The study also found that the absence of any Lactobacillus species was correlated with higher rates of pathogen detection (31.1%) compared to samples with Lactobacillus present (23.3%; p<0.001). In multivariate analysis, Lactobacillus gasseri was positively associated with pathogen presence (adjusted odds ratio: 2.3), while Lactobacillus crispatus showed a protective association (adjusted odds ratio: 0.5).
Though limited by its retrospective nature and lack of direct clinical outcome data, the study underscores the clinical value of microbiome profiling in reproductive medicine and suggests that Lactobacillus species should not be treated as a single, uniform category in future diagnostics and interventions.

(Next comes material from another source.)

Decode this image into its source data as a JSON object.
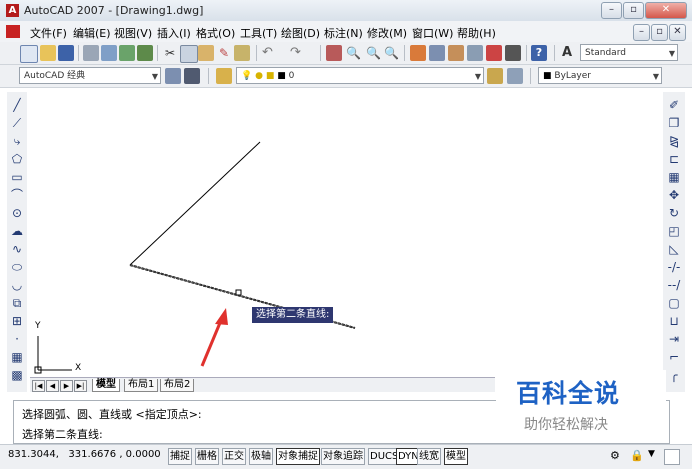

Pre-implantation Genetic Testing for Aneuploidy Reduces Time to Pregnancy in Women Aged ≥39 Without Affecting Per-Cycle Success Rates
A MULTICENTRE retrospective study presented at ESHRE 2025 suggests that preimplantation genetic testing for aneuploidy (PGT-A) significantly shortens the time to live birth in women aged ≥39, without compromising cumulative live birth rates per started IVF cycle.8
The study, conducted across a multinational private fertility network, analysed 4,763 patients aged ≥35 years undergoing their first IVF/intracytoplasmic sperm injection cycle. Propensity score matching was used to compare 1,440 patients who underwent PGT-A with 1,440 who did not, adjusting for key variables such as age, oocyte yield, and treatment year.
While both groups showed similar rates of available blastocysts and comparable cumulative live birth rates (30.1% with PGT-A versus 32.4% without), the live birth rate per embryo transfer was significantly higher in the PGT-A group (44.2% versus 29.1%; adjusted odds ratio: 2.15; 95% CI: 1.78–2.61).
Importantly, PGT-A conferred a significant advantage in time to pregnancy, but only among women aged ≥39. In this subgroup, time to live birth was notably shorter (adjusted hazard ratio: 2.53; 95% CI: 1.56–4.12), a trend that remained significant even in women aged ≥40 and ≥41 years.
Although retrospective in design and limited to first-cycle analysis, the study provides valuable real-world evidence that PGT-A may enhance treatment efficiency and patient satisfaction for selected age groups, without sacrificing per-cycle outcomes.